In a speech Nov. 5 before a humanities conference in St. Petersburg, Fla., Leach complained about “the increasingly surreal world of Washington politics and the fiscal decisions that affect all elements of the federal government.”

“What is so troubling is that differences in judgment that are worthy of respect are exacerbated by partisanship that undercuts the capacity of governing bodies even to make decisions,” he said.

Federally subsidized cultural agencies and organizations are no strangers to controversy.  Last March,  House Republicans sought to cut funding for National Public Radio after conservative activist James O'Keefe released secretly taped videos of an NPR fund-raising executive making derogatory comments about Tea Party supporters to members of a fictitious Muslim group.

NEH and its sister organization, the National Endowment for the Arts, have also weathered major threats to funding dating back to the culture war of the mid-1990s. That’s when conservative Republicans and family-values groups voiced outrage over a traveling exhibit funded by the NEA of the homoerotic and sacrilegious works of the artist-photographer Robert Mapplethorpe. Both agencies suffered major budget cuts back then that hobbled their operations for years.

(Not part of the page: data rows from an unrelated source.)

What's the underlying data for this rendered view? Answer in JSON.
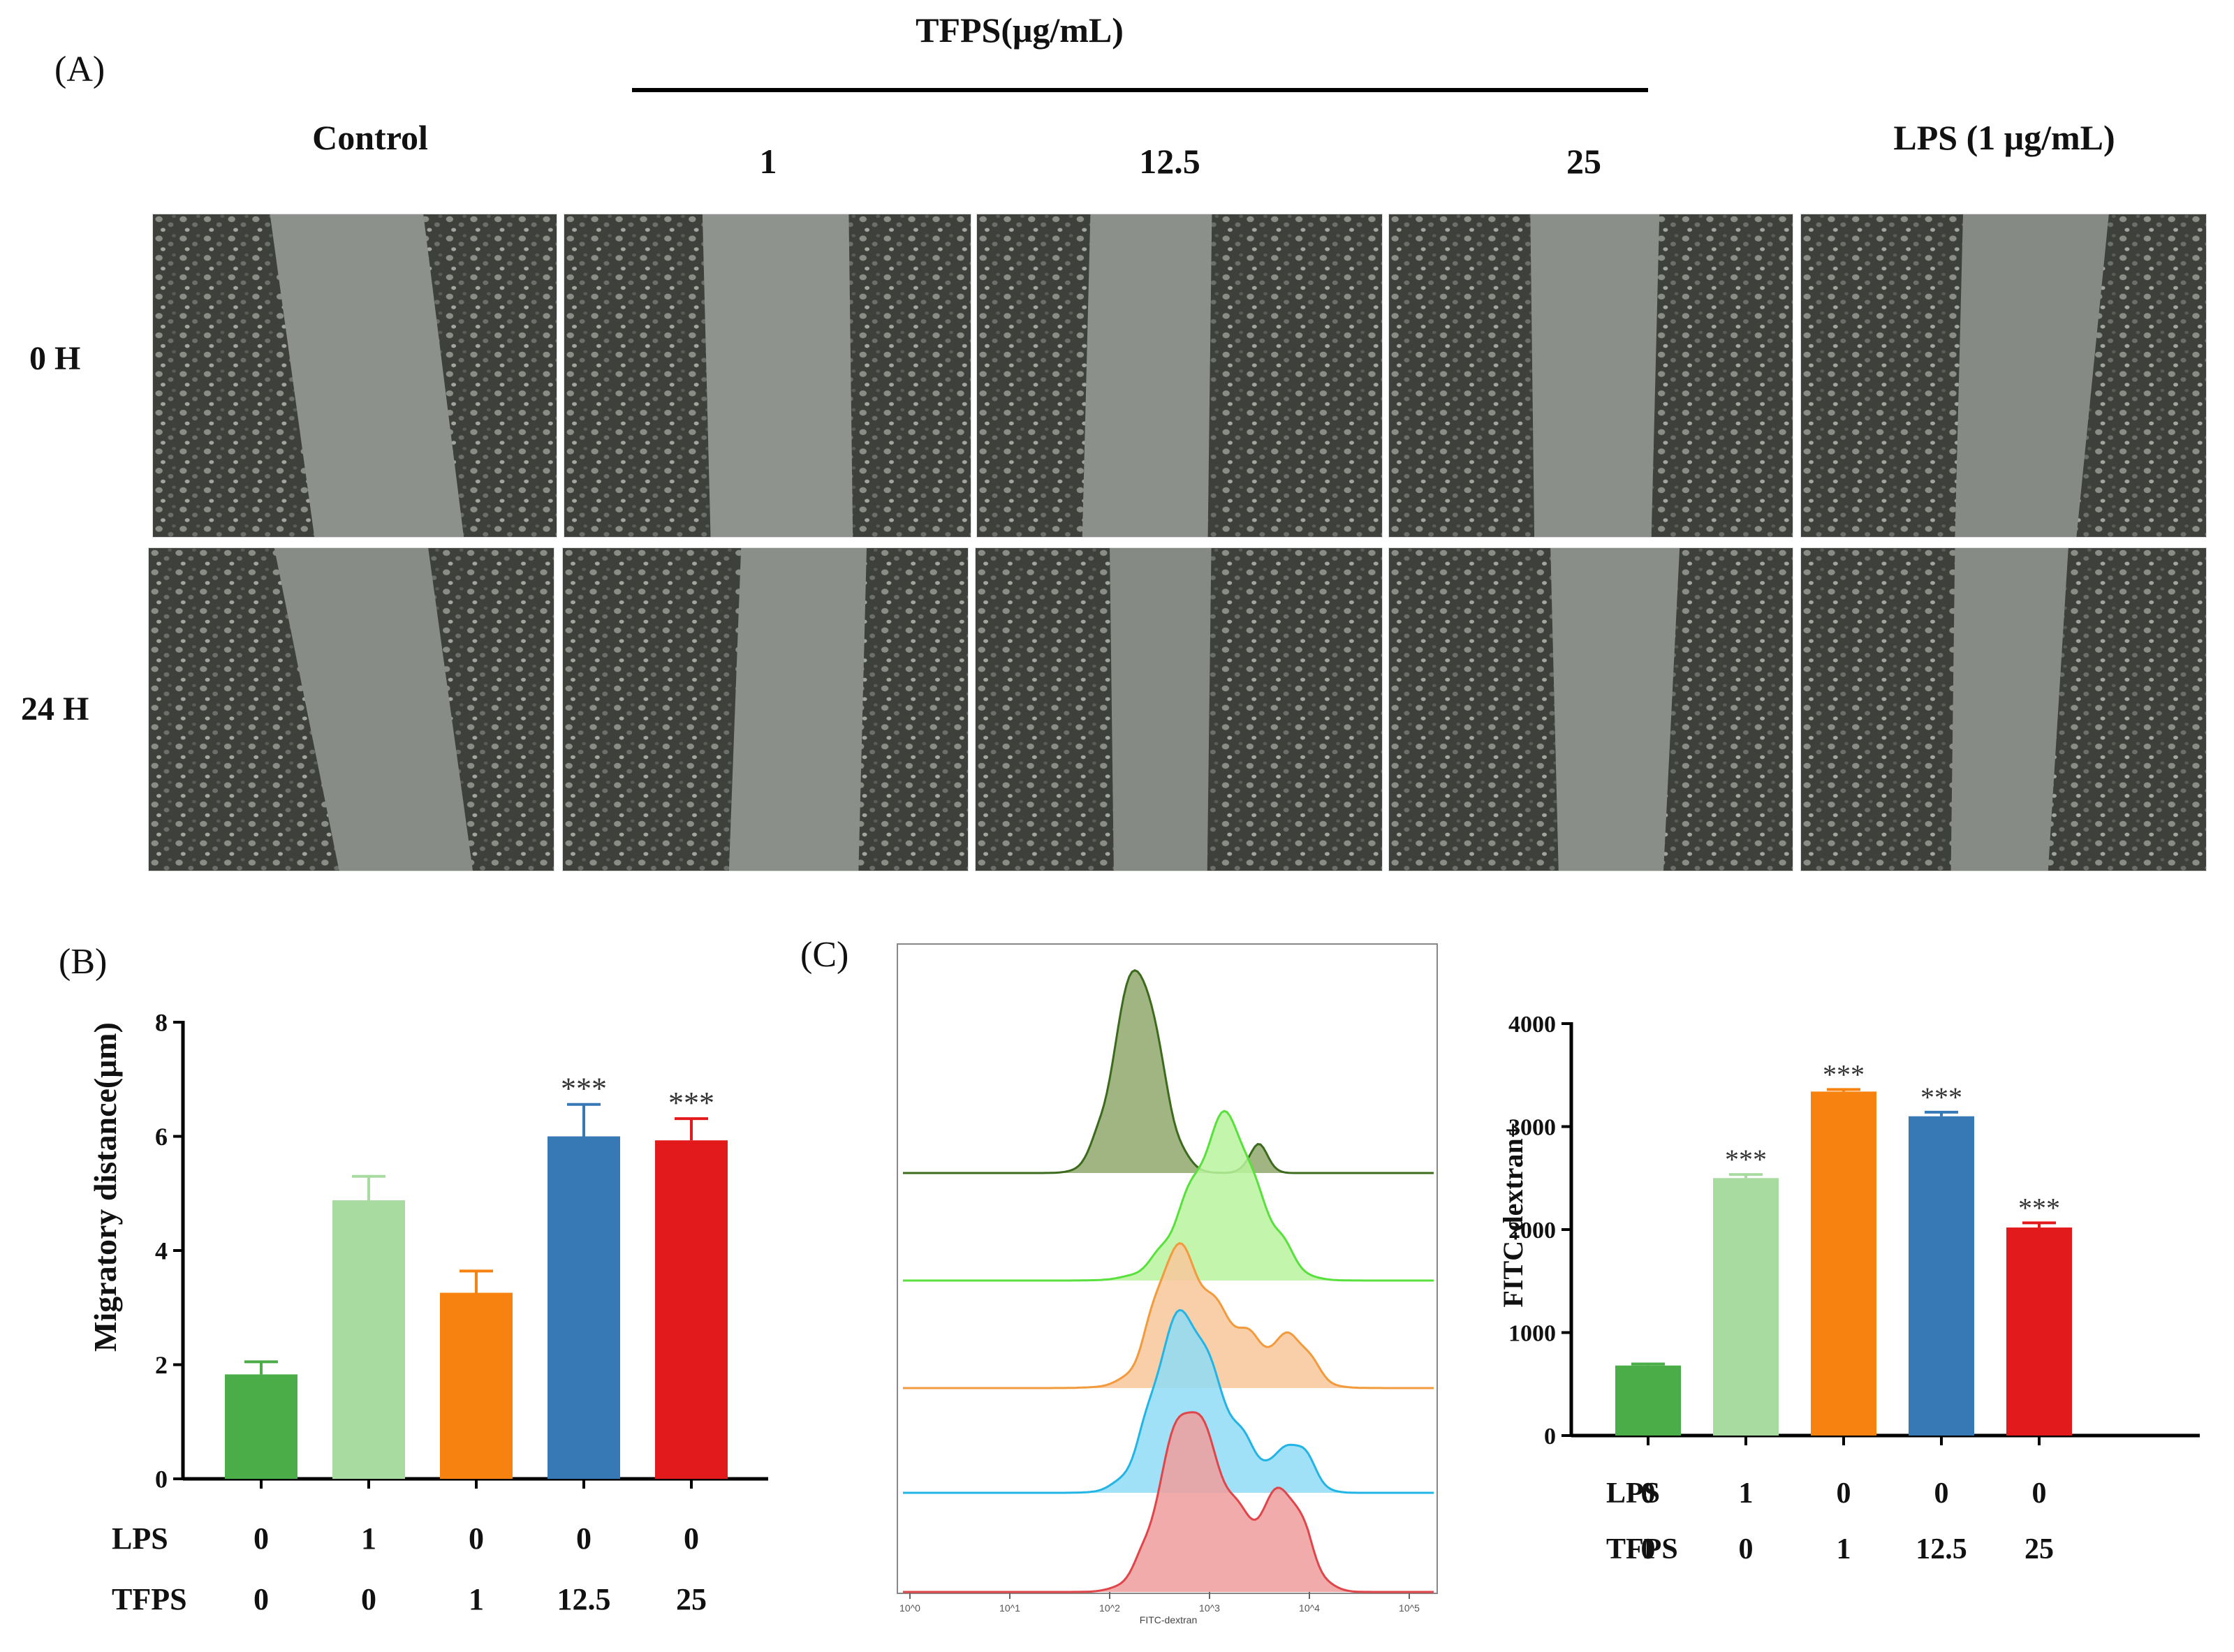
{
  "panel_a": {
    "label": "(A)",
    "group_title": "TFPS(μg/mL)",
    "columns": [
      "Control",
      "1",
      "12.5",
      "25",
      "LPS (1 μg/mL)"
    ],
    "rows": [
      "0 H",
      "24 H"
    ]
  },
  "panel_b": {
    "label": "(B)"
  },
  "panel_c": {
    "label": "(C)"
  },
  "flow": {
    "xlabel": "FITC-dextran",
    "ticks": [
      "10^0",
      "10^1",
      "10^2",
      "10^3",
      "10^4",
      "10^5"
    ]
  },
  "colors": {
    "green": "#4aad47",
    "lightgreen": "#a8dba0",
    "orange": "#f7820f",
    "blue": "#3779b5",
    "red": "#e31a1c"
  },
  "chart_data": [
    {
      "type": "bar",
      "ylabel": "Migratory distance(μm)",
      "ylim": [
        0,
        8
      ],
      "yticks": [
        0,
        2,
        4,
        6,
        8
      ],
      "values": [
        1.83,
        4.88,
        3.26,
        6.0,
        5.93
      ],
      "errors": [
        0.22,
        0.42,
        0.38,
        0.56,
        0.38
      ],
      "significance": [
        "",
        "",
        "",
        "***",
        "***"
      ],
      "row_labels": [
        "LPS",
        "TFPS"
      ],
      "rows": [
        [
          "0",
          "1",
          "0",
          "0",
          "0"
        ],
        [
          "0",
          "0",
          "1",
          "12.5",
          "25"
        ]
      ]
    },
    {
      "type": "bar",
      "ylabel": "FITC-dextran+",
      "ylim": [
        0,
        4000
      ],
      "yticks": [
        0,
        1000,
        2000,
        3000,
        4000
      ],
      "values": [
        680,
        2500,
        3340,
        3100,
        2020
      ],
      "errors": [
        15,
        35,
        20,
        40,
        45
      ],
      "significance": [
        "",
        "***",
        "***",
        "***",
        "***"
      ],
      "row_labels": [
        "LPS",
        "TFPS"
      ],
      "rows": [
        [
          "0",
          "1",
          "0",
          "0",
          "0"
        ],
        [
          "0",
          "0",
          "1",
          "12.5",
          "25"
        ]
      ]
    }
  ]
}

With 165 employees and an annual operating budget of $154.7 million  – or 1/25,000th of the entire federal budget –  NEH officials boast that their agency does “the most with less.” The 46-year old NEH hands  out hundreds of grants and subsidies each year. Over the past decades it has supported the publication of more than 7,000 books, 16 of which have won Pulitzer Prizes. The endowment also has  helped bankroll documentaries, including Ken Burns’ highly acclaimed civil war and prohibition era series.

 “Thoughtful democratic governance requires, above all, that citizens understand the big picture: our own history and values and the history and values of other societies,” Leach says.

 Sen. Patrick Leahy, D-Vt., a major champion of the NEH and NEA, complained last week of “anti-intellectual” budget attacks on the two agencies.

“It’s more cultural than budgetary,” the senator said in an interview with The Fiscal Times. “For a lot of people, it’s almost an anti-intellectual thing. It’s the attitude that ‘We’re too good for this, we don’t need all this kind of thing.’ It’s really silly, because virtually every other country would be glad to support their humanities.”

Romney framed  his call for slashing spending for federal cultural agencies strictly on budget terms, saying that while there are many worthwhile government activities,  “The test should be this: ‘Is this program so critical that it is worth borrowing money to pay for it?’”

Leach acknowledged during an interview in his office last week that Romney’s argument “was more effective than I would have hoped  because he was deft in the way he phrased his concerns.”

“I think it’s valid to say that once you look at programs from the perspective of, do I want to borrow from China to pay for such and such, that’s a very deft framework,” he sais. “At the same time, obviously as the head of an institution targeted for elimination, I differ with his conclusion.”

Leach said the NEH is struggling to hang on to last year’s budget level, and things could turn much bleaker if  there are deep cuts in domestic spending in the coming years. “We’re really at a level of spending that is very close to the edge of sustainability in some areas,” Leach added. “I think it’s important to recognize that  . . . just as you need an infrastructure of roads and bridges, you need an infrastructure of ideas.”